А в остальном мы были вполне нормальной студенческой парой: пели песни в общежитии, питались одним хлебом с кабачковой икрой, затыкали ватой уши на ночь (от тараканов), спорили о прочитанных книгах, получали свои двойки, гуляли по улицам, жили от беды к беде и, конечно, искали пустые комнаты.
Иной раз, расхрабрившись, она сама лезла ко мне, запускала в брюки назойливые пальцы, а потом неторопливо двигалась, склонив голову вправо, с жеманной наглостью записной шлюшки (подсмотрела по телевизору?). Иной раз, уловив момент, она ловко выпускала меня изо рта и как-то плавно, но быстро поворачивала голову: мутная струйка успевала попасть на раскрывшийся веер ее темно-русых волос. Так Лина прятала от меня свое лицо... Она не любила глотать и боялась подавиться, она сплевывала мне на живот и, конечно, пачкалась, но именно это тревожно-брезгливое внимание ко всем моим выделениям было ей удивительно к лицу – худому, красивому и беспокойному лицу…
Как-то июльским утром, после завтрака, держа его у самых-самых губ, Линапристально посмотрела мне в глаза и спросила со злой улыбкой:
— ТЁМА, Я ВЕДЬ ТВОЯ Б..ДЬ?
Ей было приятно и гадко. Возражений у меня не оставалось.
— Ну, конечно, милая.
— Да? А кто еще?
— Проститутка…
Лина меня уже не слушала. She sgotit.
Артистизм, театральность всегда были сильной стороной ее творческой натуры, но, как это часто бывает у дам, выдавали ее склонность к истерике… Ежедневно наматывая на свой кулачок мои нервы, Полина, казалось, даже Ежика в тумане сможет превратить в маньяка и самую лютую бестию. При этом, она горячо убеждала меня (и саму себя!), что «стервы – это совсем другие люди», а она здесь ни при чем. Потом уже я с ужасом разглядел в ней одну из самых опасных форм психологии секса: мазохистскую страсть к избиению. Для Полины это был вопрос сексуальной самореализации, и чудовищные систематические провокации – месяц за месяцем – неизбежно вели меня к тому барьеру.

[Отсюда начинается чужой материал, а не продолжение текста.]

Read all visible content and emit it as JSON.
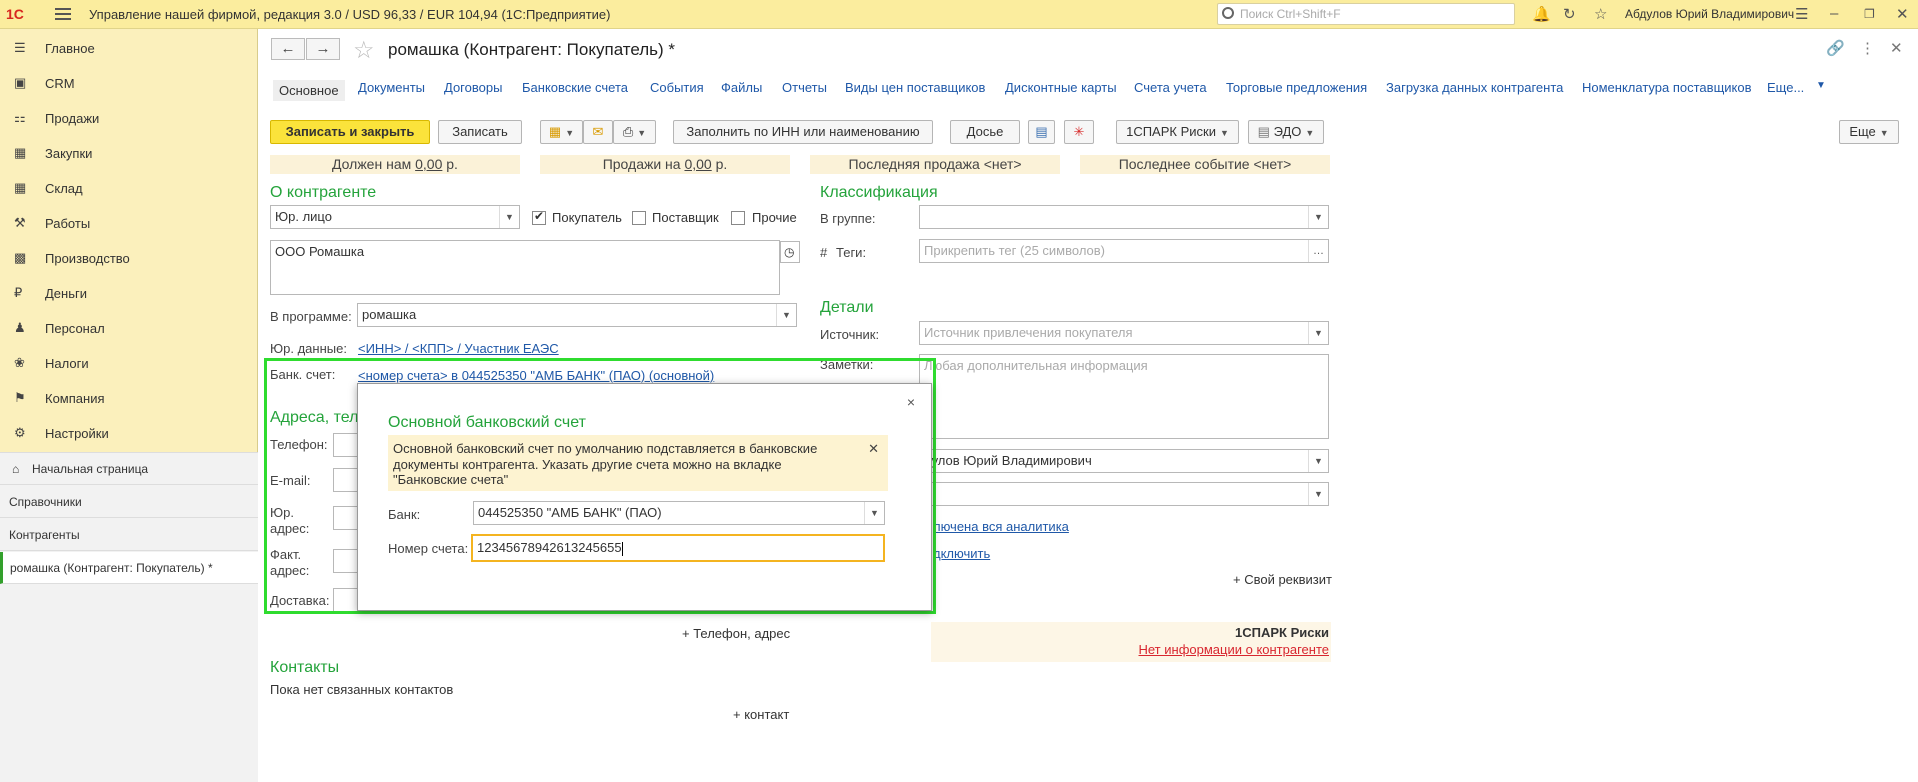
{
  "topbar": {
    "logo": "1С",
    "app_title": "Управление нашей фирмой, редакция 3.0 / USD 96,33 / EUR 104,94  (1С:Предприятие)",
    "search_placeholder": "Поиск Ctrl+Shift+F",
    "user": "Абдулов Юрий Владимирович"
  },
  "sidebar": {
    "sections": [
      {
        "label": "Главное",
        "icon": "menu-icon"
      },
      {
        "label": "CRM",
        "icon": "crm-icon"
      },
      {
        "label": "Продажи",
        "icon": "basket-icon"
      },
      {
        "label": "Закупки",
        "icon": "purchases-icon"
      },
      {
        "label": "Склад",
        "icon": "warehouse-icon"
      },
      {
        "label": "Работы",
        "icon": "tools-icon"
      },
      {
        "label": "Производство",
        "icon": "factory-icon"
      },
      {
        "label": "Деньги",
        "icon": "ruble-icon"
      },
      {
        "label": "Персонал",
        "icon": "people-icon"
      },
      {
        "label": "Налоги",
        "icon": "emblem-icon"
      },
      {
        "label": "Компания",
        "icon": "flag-icon"
      },
      {
        "label": "Настройки",
        "icon": "gear-icon"
      }
    ],
    "open_windows": [
      {
        "label": "Начальная страница"
      },
      {
        "label": "Справочники"
      },
      {
        "label": "Контрагенты"
      },
      {
        "label": "ромашка (Контрагент: Покупатель) *"
      }
    ]
  },
  "header": {
    "back": "←",
    "forward": "→",
    "title": "ромашка (Контрагент: Покупатель) *"
  },
  "tabs": [
    "Основное",
    "Документы",
    "Договоры",
    "Банковские счета",
    "События",
    "Файлы",
    "Отчеты",
    "Виды цен поставщиков",
    "Дисконтные карты",
    "Счета учета",
    "Торговые предложения",
    "Загрузка данных контрагента",
    "Номенклатура поставщиков",
    "Еще..."
  ],
  "toolbar": {
    "save_close": "Записать и закрыть",
    "save": "Записать",
    "fill_inn": "Заполнить по ИНН или наименованию",
    "dossier": "Досье",
    "spark": "1СПАРК Риски",
    "edo": "ЭДО",
    "more": "Еще"
  },
  "summary": {
    "owes_label": "Должен нам",
    "owes_value": "0,00",
    "sales_label": "Продажи на",
    "sales_value": "0,00",
    "currency": "р.",
    "last_sale": "Последняя продажа <нет>",
    "last_event": "Последнее событие <нет>"
  },
  "about": {
    "title": "О контрагенте",
    "entity_type": "Юр. лицо",
    "cb_buyer": "Покупатель",
    "cb_supplier": "Поставщик",
    "cb_other": "Прочие",
    "full_name": "ООО Ромашка",
    "in_program_label": "В программе:",
    "in_program_value": "ромашка",
    "legal_label": "Юр. данные:",
    "legal_link": "<ИНН> / <КПП> / Участник ЕАЭС",
    "bank_label": "Банк. счет:",
    "bank_link": "<номер счета> в 044525350 \"АМБ БАНК\" (ПАО) (основной)"
  },
  "addresses": {
    "title": "Адреса, тел",
    "phone": "Телефон:",
    "email": "E-mail:",
    "legal_addr_1": "Юр.",
    "legal_addr_2": "адрес:",
    "fact_addr_1": "Факт.",
    "fact_addr_2": "адрес:",
    "delivery": "Доставка:",
    "add_phone": "+ Телефон, адрес"
  },
  "contacts": {
    "title": "Контакты",
    "empty": "Пока нет связанных контактов",
    "add": "+ контакт"
  },
  "classification": {
    "title": "Классификация",
    "group_label": "В группе:",
    "tags_hash": "#",
    "tags_label": "Теги:",
    "tags_placeholder": "Прикрепить тег (25 символов)"
  },
  "details": {
    "title": "Детали",
    "source_label": "Источник:",
    "source_placeholder": "Источник привлечения покупателя",
    "notes_label": "Заметки:",
    "notes_placeholder": "Любая дополнительная информация",
    "responsible_value": "дулов Юрий Владимирович",
    "analytics_link": "лючена вся аналитика",
    "connect_link": "дключить",
    "own_attr": "+ Свой реквизит",
    "spark_title": "1СПАРК Риски",
    "spark_link": "Нет информации о контрагенте"
  },
  "dialog": {
    "title": "Основной банковский счет",
    "note": "Основной банковский счет по умолчанию подставляется в банковские документы контрагента. Указать другие счета можно на вкладке \"Банковские счета\"",
    "bank_label": "Банк:",
    "bank_value": "044525350 \"АМБ БАНК\" (ПАО)",
    "account_label": "Номер счета:",
    "account_value": "12345678942613245655",
    "close": "×"
  },
  "colors": {
    "topbar": "#fbed9e",
    "sidebar": "#fbf0bc",
    "accent_green": "#24a33b",
    "link_blue": "#1f58a8",
    "primary_button": "#fbe33b",
    "highlight_frame": "#2fdc2f"
  }
}
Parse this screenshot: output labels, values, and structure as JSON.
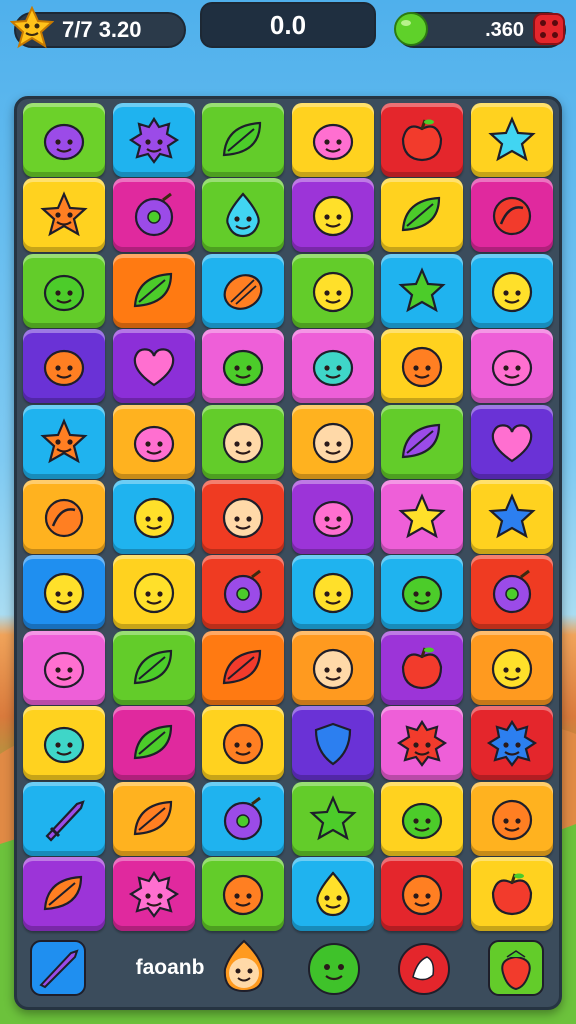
{
  "hud": {
    "left_value": "7/7 3.20",
    "center_value": "0.0",
    "right_value": ".360",
    "left_icon": "star-badge-icon",
    "right_icon_left": "green-orb-icon",
    "right_icon_right": "red-dice-icon"
  },
  "board": {
    "rows": [
      [
        {
          "c": "#6cd12a",
          "i": "blob-purple"
        },
        {
          "c": "#1fb3ef",
          "i": "spiky-purple"
        },
        {
          "c": "#63cc2a",
          "i": "leaf-green"
        },
        {
          "c": "#ffd21f",
          "i": "blob-pink"
        },
        {
          "c": "#e4262c",
          "i": "apple-red"
        },
        {
          "c": "#ffd21f",
          "i": "star-cyan"
        }
      ],
      [
        {
          "c": "#ffd21f",
          "i": "star-orange"
        },
        {
          "c": "#e0299e",
          "i": "plum-purple"
        },
        {
          "c": "#63cc2a",
          "i": "drop-cyan"
        },
        {
          "c": "#9c34d8",
          "i": "face-yellow"
        },
        {
          "c": "#ffd21f",
          "i": "leaf-green"
        },
        {
          "c": "#e0299e",
          "i": "swirl-red"
        }
      ],
      [
        {
          "c": "#63cc2a",
          "i": "blob-green"
        },
        {
          "c": "#ff7a12",
          "i": "leaf-green"
        },
        {
          "c": "#1fb3ef",
          "i": "shell-orange"
        },
        {
          "c": "#63cc2a",
          "i": "face-yellow"
        },
        {
          "c": "#1fb3ef",
          "i": "star-green"
        },
        {
          "c": "#1fb3ef",
          "i": "face-yellow"
        }
      ],
      [
        {
          "c": "#6a32d6",
          "i": "blob-orange"
        },
        {
          "c": "#8c2fd8",
          "i": "heart-pink"
        },
        {
          "c": "#ee5fd8",
          "i": "blob-green"
        },
        {
          "c": "#ee5fd8",
          "i": "blob-teal"
        },
        {
          "c": "#ffd21f",
          "i": "face-orange"
        },
        {
          "c": "#ee5fd8",
          "i": "blob-pink"
        }
      ],
      [
        {
          "c": "#1fb3ef",
          "i": "star-orange"
        },
        {
          "c": "#ffb21f",
          "i": "blob-pink"
        },
        {
          "c": "#63cc2a",
          "i": "face-peach"
        },
        {
          "c": "#ffb21f",
          "i": "face-peach"
        },
        {
          "c": "#63cc2a",
          "i": "leaf-purple"
        },
        {
          "c": "#6a32d6",
          "i": "heart-pink"
        }
      ],
      [
        {
          "c": "#ffb21f",
          "i": "swirl-orange"
        },
        {
          "c": "#1fb3ef",
          "i": "face-yellow"
        },
        {
          "c": "#ef3b22",
          "i": "face-peach"
        },
        {
          "c": "#9c34d8",
          "i": "blob-pink"
        },
        {
          "c": "#ee5fd8",
          "i": "star-yellow"
        },
        {
          "c": "#ffd21f",
          "i": "star-blue"
        }
      ],
      [
        {
          "c": "#1f8ff0",
          "i": "face-yellow"
        },
        {
          "c": "#ffd21f",
          "i": "face-yellow"
        },
        {
          "c": "#ef3b22",
          "i": "plum-purple"
        },
        {
          "c": "#1fb3ef",
          "i": "face-yellow"
        },
        {
          "c": "#1fb3ef",
          "i": "blob-green"
        },
        {
          "c": "#ef3b22",
          "i": "plum-purple"
        }
      ],
      [
        {
          "c": "#ee5fd8",
          "i": "blob-pink"
        },
        {
          "c": "#63cc2a",
          "i": "leaf-green"
        },
        {
          "c": "#ff7a12",
          "i": "leaf-red"
        },
        {
          "c": "#ff9a1f",
          "i": "face-peach"
        },
        {
          "c": "#9c34d8",
          "i": "apple-red"
        },
        {
          "c": "#ff9a1f",
          "i": "face-yellow"
        }
      ],
      [
        {
          "c": "#ffd21f",
          "i": "blob-teal"
        },
        {
          "c": "#e0299e",
          "i": "leaf-green"
        },
        {
          "c": "#ffd21f",
          "i": "face-orange"
        },
        {
          "c": "#6a32d6",
          "i": "shield-blue"
        },
        {
          "c": "#ee5fd8",
          "i": "spiky-red"
        },
        {
          "c": "#e4262c",
          "i": "spiky-blue"
        }
      ],
      [
        {
          "c": "#1fb3ef",
          "i": "sword-purple"
        },
        {
          "c": "#ffb21f",
          "i": "leaf-orange"
        },
        {
          "c": "#1fb3ef",
          "i": "plum-purple"
        },
        {
          "c": "#63cc2a",
          "i": "star-green"
        },
        {
          "c": "#ffd21f",
          "i": "blob-green"
        },
        {
          "c": "#ffb21f",
          "i": "face-orange"
        }
      ],
      [
        {
          "c": "#9c34d8",
          "i": "leaf-orange"
        },
        {
          "c": "#e0299e",
          "i": "spiky-pink"
        },
        {
          "c": "#63cc2a",
          "i": "face-orange"
        },
        {
          "c": "#1fb3ef",
          "i": "drop-yellow"
        },
        {
          "c": "#e4262c",
          "i": "face-orange"
        },
        {
          "c": "#ffd21f",
          "i": "apple-red"
        }
      ]
    ]
  },
  "footer": {
    "label": "faoanb",
    "buttons": [
      {
        "name": "sword-booster-button",
        "icon": "sword-icon",
        "color": "#1f8ff0"
      },
      {
        "name": "fire-face-booster-button",
        "icon": "fire-face-icon",
        "color": "#ff9a1f"
      },
      {
        "name": "green-face-booster-button",
        "icon": "green-face-icon",
        "color": "#3fc22a"
      },
      {
        "name": "red-bird-booster-button",
        "icon": "bird-icon",
        "color": "#e4262c"
      },
      {
        "name": "strawberry-booster-button",
        "icon": "strawberry-icon",
        "color": "#63cc2a"
      }
    ]
  }
}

Ничего менять – ни в себе, ни в наших отношениях – Поля не хотела и не могла. Осенью я ушел от девушки, поставив ее на грань самоубийства и помешательства.
Она до сих пор бредит местью и думает, что ее предали, что я ушел к ее лучшей подруге – но я ни к кому не уходил, я ушел именно от нее, ушел просто так.
Неумытая, маленькая двоечница – у Паши было всего два редких таланта: только она умела так «выжимать лимон», и еще она писала неслащавую женскую лирику.
Беги, беги вперед, моя покалеченная девочка-крапивница! Но останься в моей книжке чудесной юной заложницей, живи здесь под вымышленным именем… и пусть твой муж всегда будет рад твоей такой милой невинности.
Девочка!
Девочка моя!
Пусть шелестит листочком твой голос на этой странице. Смерть не оставит нам с тобой ничего, и в темных карманах ее пальто мы не найдем ни одного подарка.
2. Ночь нежна
Улетела сказка вместе с детством,
Спрятавшись за черной парной ширмой.
Фея поспешила одеться.
Я стряхиваю пепел – это небо.
Г.Р. Самойлов
СладкаяN ушла от меня, и теперь мне легко вспоминать о том, что нам обоим когда-то приснилось.
Новогоднюю ночь мы встречали с Настей вдвоем, в ее холодном, треснувшем панельном доме, что стоял на болотах, на звериных, наркоманских задворках города, где жили еще смешные мышки-будилки (по утрам они любили забегать к жильцам под одеяло).
Мы тихо напивались в темноте. Осторожно обнимали друг друга, шептались и слушали, как хлопает и шипит фейерверк за окном, как шипят пузырьки в наших хрустальных стаканчиках. N любила фейерверки. Она что-то говорила мне о Китае; кажется, ее возбуждали эти шипучие потрескивания. Холодная, раздавленная матерью, стеснявшаяся кокетничать, но вечно мокрая, N как-то призналась мне, что никого еще не любила, и что после она ни к кому не хотела вернуться.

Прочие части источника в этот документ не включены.